Editoriaux - Histoire - Politique - Presse - Table - 5 juillet 2015

Munichois ou va-t-en-guerre ? Apaiser ou remilitariser ?

Dominique Jamet nous explique dans sa façon immanquablement élégante et stylée – pas de flagornerie de ma part, mais de l’admiration pour le journalisme de haute volée dont on voit peu l’équivalent dans la presse officielle – que le terrorisme djihadiste est un piège tendu par la barbarie à la civilisation, pour jouer sur nos émotions et nous faire sur-réagir afin que les banlieues qui sont comme l’huile sur le feu s’embrasent à la moindre occasion.

Ça tombe sous le sens, quand même le FN est en retrait dans sa critique de l’islam – au grand dam des identitaires -, prenant garde de différencier le bon grain musulman de l’ivraie islamiste ou en isolant le belliqueux Chauprade pour ne pas se voir accusé d’avoir armé la main de l’islamophobe qui, tôt ou tard, en viendra à faire un carton sur de braves mahométans, Daech ne demandant que ça !

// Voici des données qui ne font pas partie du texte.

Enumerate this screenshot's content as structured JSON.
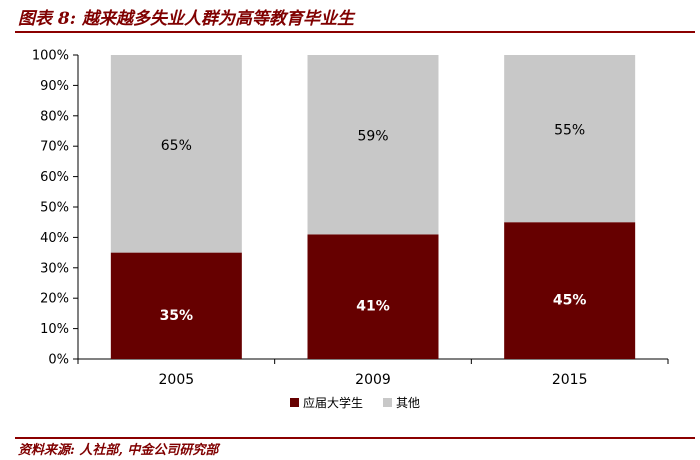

Notre politique étrangère dépend désormais d’enjeux de politique intérieure : le maintien de la paix civile sur notre territoire et les calculs électoraux d’un PS aux abois. La France est sous l’emprise de l’Oumma des cités. Il ne faut pas désespérer Trappes et La Courneuve.

Depuis les émeutes de 2005, les banlieues afro-musulmanes pèsent sur l’inconscient collectif de toute une nation. Ajoutez-y la crétinerie de l’esprit Charlie et la manipulation du 11 janvier et vous vous retrouvez avec un front uni des « Noirs, Arabes et musulmans » qui doit réjouir Daech au-delà de toute espérance.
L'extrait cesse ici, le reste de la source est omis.